My grandmother, who lived near the Chattahoochee River, spent her afternoons watching Telemundo while her Cuban second husband, Roberto, smoked cigarettes and drank coffee in the kitchen in his blue jeans and wife-beater. A gold crucified Jesus hung from a chain around his neck.


My uncle Juan calls our family “Red Ricans: a mix of redneck and Puerto Rican.”


A child of braided cultures, I grew up listening to Billie Holiday and Billy Ray Cyrus. Dirty South and Dolly Parton. Mine was the age of NASCAR, Wal-Mart, and Cracker Barrel.


Future Southern writers, wrote Flannery O’Connor, must reach those underground springs:

“This descent into himself will, at the same time, be a descent into his region.”

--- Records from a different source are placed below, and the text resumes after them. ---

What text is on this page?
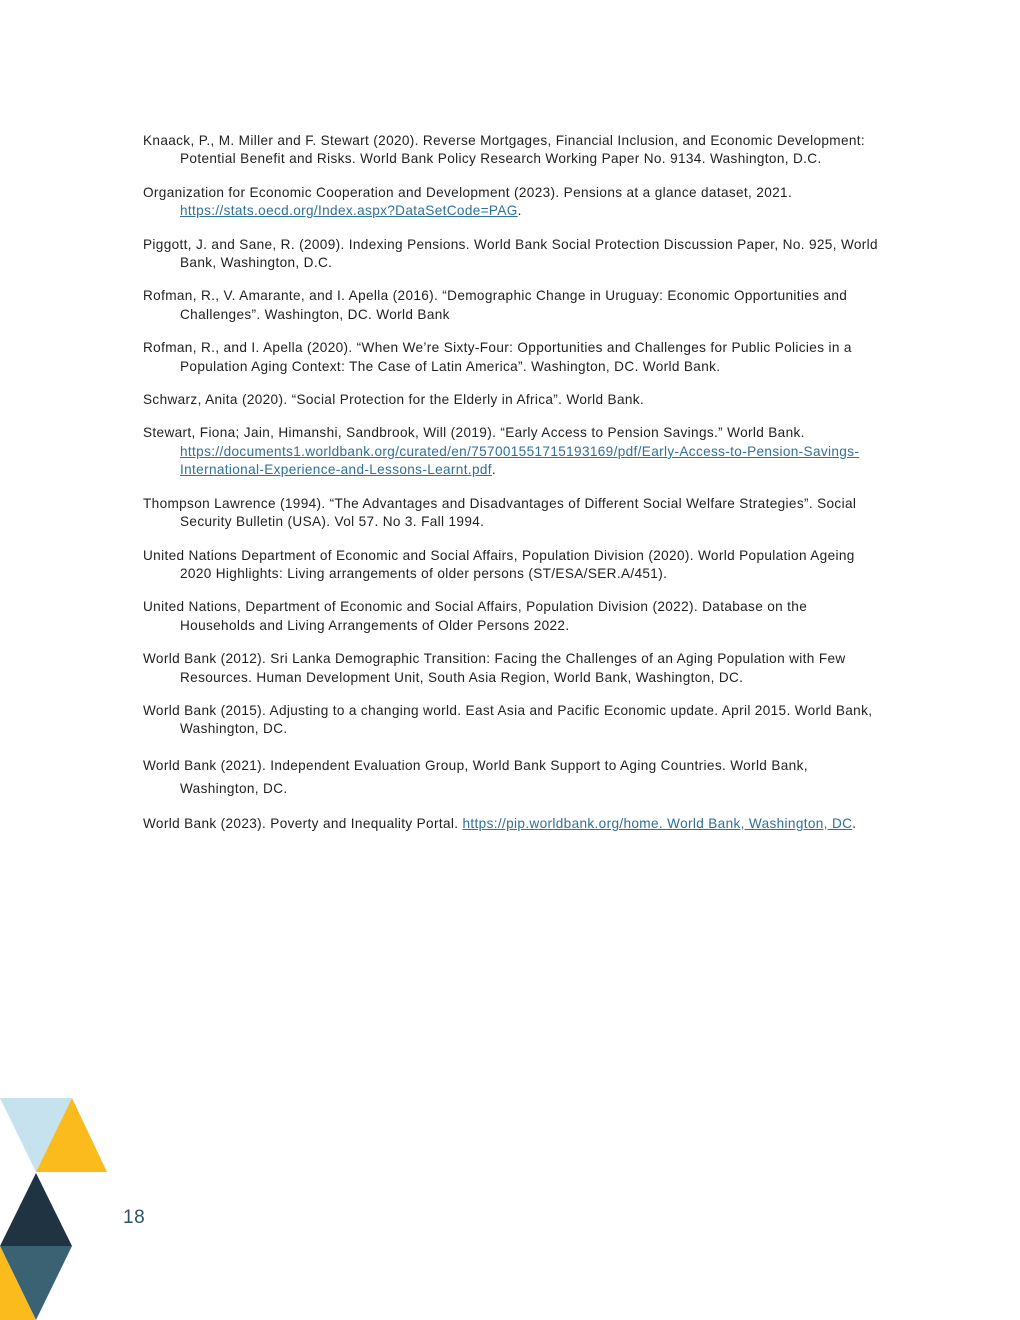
Knaack, P., M. Miller and F. Stewart (2020). Reverse Mortgages, Financial Inclusion, and Economic Development: Potential Benefit and Risks. World Bank Policy Research Working Paper No. 9134. Washington, D.C.
Organization for Economic Cooperation and Development (2023). Pensions at a glance dataset, 2021. https://stats.oecd.org/Index.aspx?DataSetCode=PAG.
Piggott, J. and Sane, R. (2009). Indexing Pensions. World Bank Social Protection Discussion Paper, No. 925, World Bank, Washington, D.C.
Rofman, R., V. Amarante, and I. Apella (2016). “Demographic Change in Uruguay: Economic Opportunities and Challenges”. Washington, DC. World Bank
Rofman, R., and I. Apella (2020). “When We’re Sixty-Four: Opportunities and Challenges for Public Policies in a Population Aging Context: The Case of Latin America”. Washington, DC. World Bank.
Schwarz, Anita (2020). “Social Protection for the Elderly in Africa”. World Bank.
Stewart, Fiona; Jain, Himanshi, Sandbrook, Will (2019). “Early Access to Pension Savings.” World Bank. https://documents1.worldbank.org/curated/en/757001551715193169/pdf/Early-Access-to-Pension-Savings-International-Experience-and-Lessons-Learnt.pdf.
Thompson Lawrence (1994). “The Advantages and Disadvantages of Different Social Welfare Strategies”. Social Security Bulletin (USA). Vol 57. No 3. Fall 1994.
United Nations Department of Economic and Social Affairs, Population Division (2020). World Population Ageing 2020 Highlights: Living arrangements of older persons (ST/ESA/SER.A/451).
United Nations, Department of Economic and Social Affairs, Population Division (2022). Database on the Households and Living Arrangements of Older Persons 2022.
World Bank (2012). Sri Lanka Demographic Transition: Facing the Challenges of an Aging Population with Few Resources. Human Development Unit, South Asia Region, World Bank, Washington, DC.
World Bank (2015). Adjusting to a changing world. East Asia and Pacific Economic update. April 2015. World Bank, Washington, DC.
World Bank (2021). Independent Evaluation Group, World Bank Support to Aging Countries. World Bank, Washington, DC.
World Bank (2023). Poverty and Inequality Portal. https://pip.worldbank.org/home. World Bank, Washington, DC.
18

The ground from which I sprang, the Alabama red clay, has a long legacy of violence, poverty, and hate. My father’s family was called white trash. My mother’s family was called nigger lovers.


Blake wrote: “One Power alone makes a Poet: Imagination, The Divine Vision.”

Digging through this hard clay, I dig through history. I take the blood-red clay of my native land and shape it with my own hands. This raw red earth symbolizes violence and vitality. 

Like tributaries that feed into a muddy river, writing joins different streams of history in a confluence of cultures. Just as the landscape has shaped me, I now shape the landscape.